Ceramahnya hidup. Direktur Program dan para kru televisi memuji. Di Pekalongan, adiknya Nadia, ibunya, ayahnya dan kedua kakaknya menangis. Demikian juga di pesantrennya.
Di Flamboyan 19 Silvie menyaksikan dengan hati penuh cinta. Tanpa sadar, ia berucap, "Orang seperti ini yang kudamba. Sederhana. Rendah hati. Namun penuh potensi!" Kata-kata Silvie itu didengar dengan baik oleh Pak Heru dan Bu Heru. "Baiklah kita datangi Ustadz Syamsul nanti sore sebelum kita terlambat. Semoga dia belum punya calon." Kata Pak Heru menukas. Silvie terkesiap mendengarnya. Lalu hatinya berbuhga-bunga. Ia mengamini doa ayahnya. Dalam hati ia berharap di Bulan Suci Ramadhan ini ia mendapatkan cinta sejatinya.

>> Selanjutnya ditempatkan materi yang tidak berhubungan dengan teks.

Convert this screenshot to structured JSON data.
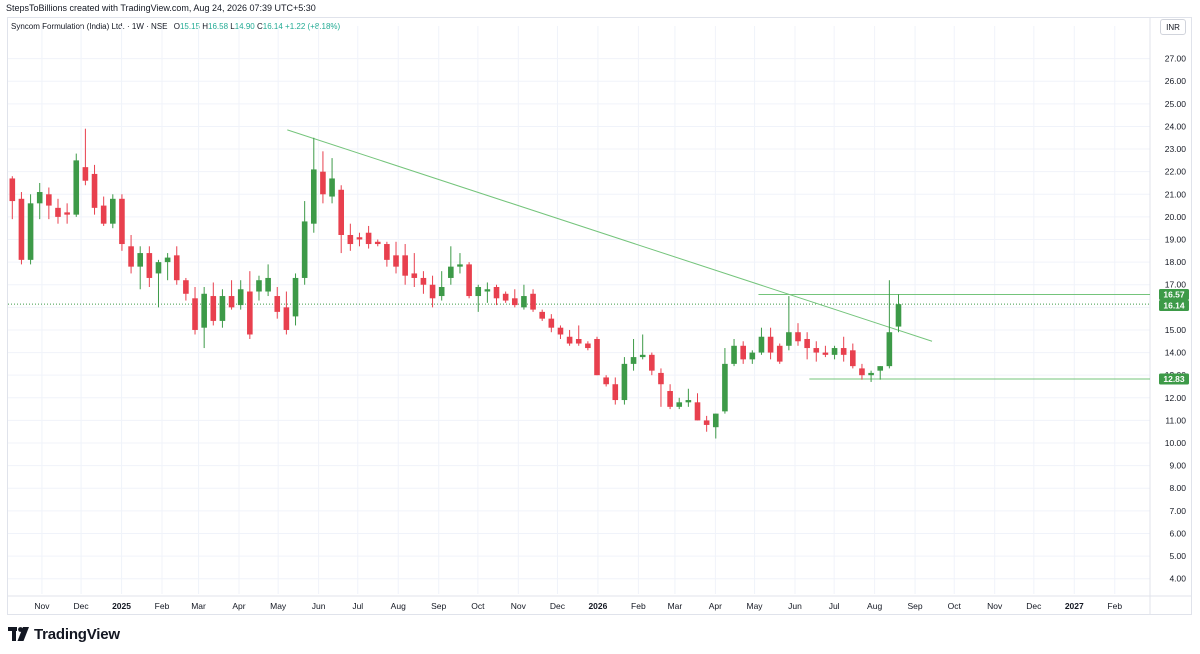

Sejenak pikirannya berkelebat, teringat pada pesan sebuah buku yang pernah dibacanya, "Cinta adalah sesuatu yang menakjubkan. Kamu tidak perlu mengambilnya dari seseorang untuk memberikannya kepada orang lain. Kamu selalu memilikinya lebih dari cukup untuk diberikan kepada orang lain."
Silvie teringat pesan itu. Ia ingin memberikan cintanya kepada Ustadz Syamsul. Karena ia yakin, ia benar-benar memiliki cinta untuk diberikan kepada Ustadz Syamsul, ustadz idaman yang kini memenuhi ruang hatinya.